La fuerza de lo enormemente frágil
Entre lo enormemente grande, el universo, estudiado por la astrofísica, y lo enormemente
pequeño, lo subatómico, el microcosmos, estudiado por la física cuántica, está lo
enormemente frágil, el ser humano, que se estudia a sí mismo en la experiencia de cada
día. ¿Cuál es la fuerza de lo enormemente frágil? La esperanza.
La esperanza es un signo de identidad de la persona profunda y forma parte de la
identidad de quien se ve a sí mismo como existente para alguien. Los momentos difíciles
ponen a prueba la calidad de esa esperanza, que no es la proyección de un deseo sino una
fuerza para no dejarse atrapar por límites, porque esa es la razón de su ser.
Pero la esperanza pasa por un aprendizaje silencioso y una actitud del interior de la
persona que, poco a poco, le ayuda a ver cuando no se ve nada. Por eso, sólo puede
ayudar a otros a caminar en la densidad de las muchas nieblas de la vida quien
previamente ha aprendido a aceptar la niebla y a moverse en ella afrontando el miedo y la
falta de luz.
Trabajar para que todos existamos
La esperanza –y, frecuentemente, la vida- de los desesperanzados depende, en gran parte,
de la esperanza de quienes la tienen, porque la esperanza se contagia. Para que alguien
pueda tener esperanza necesita ser esperado, existir para alguien, que alguien le llame, le
hable, le mire, le abrace, le dedique tiempo, le escuche y haga algo por él o ella.
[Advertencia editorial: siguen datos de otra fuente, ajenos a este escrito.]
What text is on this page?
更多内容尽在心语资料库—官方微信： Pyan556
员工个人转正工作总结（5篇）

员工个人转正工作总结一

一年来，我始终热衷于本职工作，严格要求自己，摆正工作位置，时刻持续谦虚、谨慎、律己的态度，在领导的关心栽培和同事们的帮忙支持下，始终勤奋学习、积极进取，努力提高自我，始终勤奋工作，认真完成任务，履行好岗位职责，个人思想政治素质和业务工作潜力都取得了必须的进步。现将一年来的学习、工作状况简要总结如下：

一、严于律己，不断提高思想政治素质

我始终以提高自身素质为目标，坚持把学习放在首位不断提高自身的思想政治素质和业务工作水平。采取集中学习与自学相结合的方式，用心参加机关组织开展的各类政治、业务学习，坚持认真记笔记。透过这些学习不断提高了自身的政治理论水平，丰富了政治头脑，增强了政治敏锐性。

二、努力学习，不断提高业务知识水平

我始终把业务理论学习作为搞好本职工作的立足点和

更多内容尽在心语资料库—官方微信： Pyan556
La esperanza no está en el ruido, sino en el amor silencioso. Sin embargo, rompe su
silencio, sin pensárselo, para unirse a la voz de los que no tienen voz y darles voz,
denunciando con energía cualquier injusticia: la que se comete con el inmigrante que no
es tratado como persona, o con la mujer que aguanta por miedo la violencia de un
hombre, o con la niña que sufre abusos sexuales, o con el homosexual acosado en la calle
o en el trabajo, o con quien tiene otra cultura u otros credos.
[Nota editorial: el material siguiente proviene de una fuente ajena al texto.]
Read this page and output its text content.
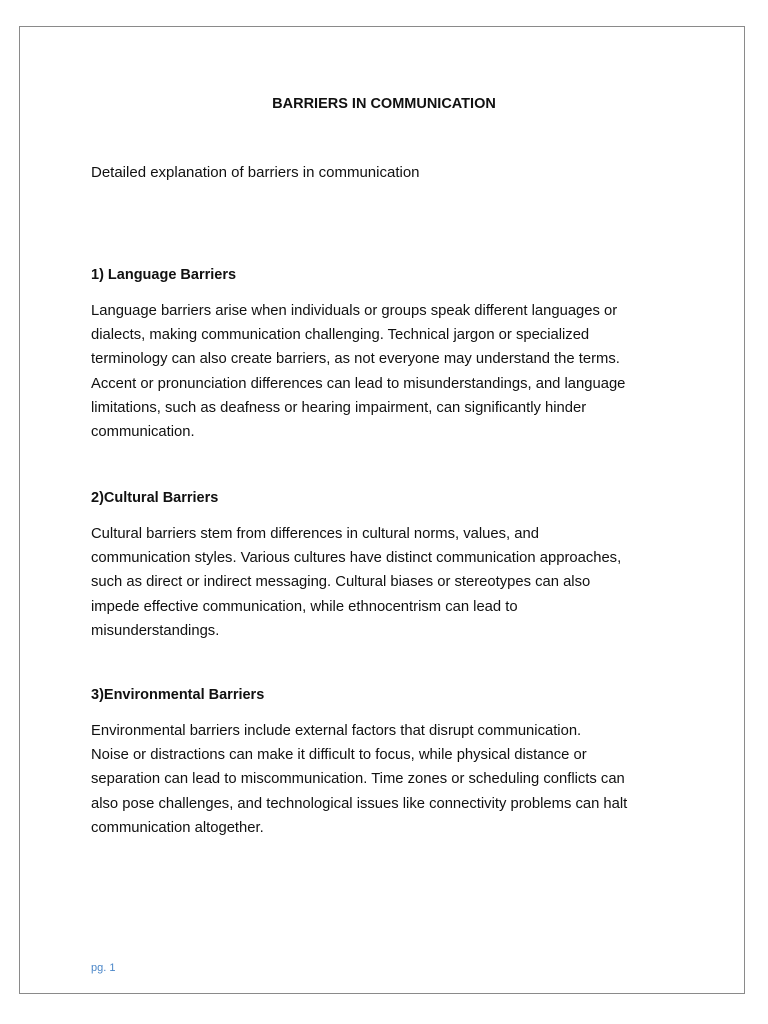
BARRIERS IN COMMUNICATION
Detailed explanation of barriers in communication
1) Language Barriers

Language barriers arise when individuals or groups speak different languages or
dialects, making communication challenging. Technical jargon or specialized
terminology can also create barriers, as not everyone may understand the terms.
Accent or pronunciation differences can lead to misunderstandings, and language
limitations, such as deafness or hearing impairment, can significantly hinder
communication.

2)Cultural Barriers

Cultural barriers stem from differences in cultural norms, values, and
communication styles. Various cultures have distinct communication approaches,
such as direct or indirect messaging. Cultural biases or stereotypes can also
impede effective communication, while ethnocentrism can lead to
misunderstandings.

3)Environmental Barriers

Environmental barriers include external factors that disrupt communication.
Noise or distractions can make it difficult to focus, while physical distance or
separation can lead to miscommunication. Time zones or scheduling conflicts can
also pose challenges, and technological issues like connectivity problems can halt
communication altogether.

pg. 1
Encontrar o recuperar el sentido de la vida tiene mucho que ver con la esperanza con que
la vivimos. Dar y recibir esperanza es trabajar para que todos existamos, o sea, que nos
sintamos personas y se nos reconozca como tales, que sintamos que pertenecemos
dignamente a la humanidad, porque “no existe peor alienación que experimentar… que
no se pertenece a nadie” (Francisco, Fratelli tutti, 53).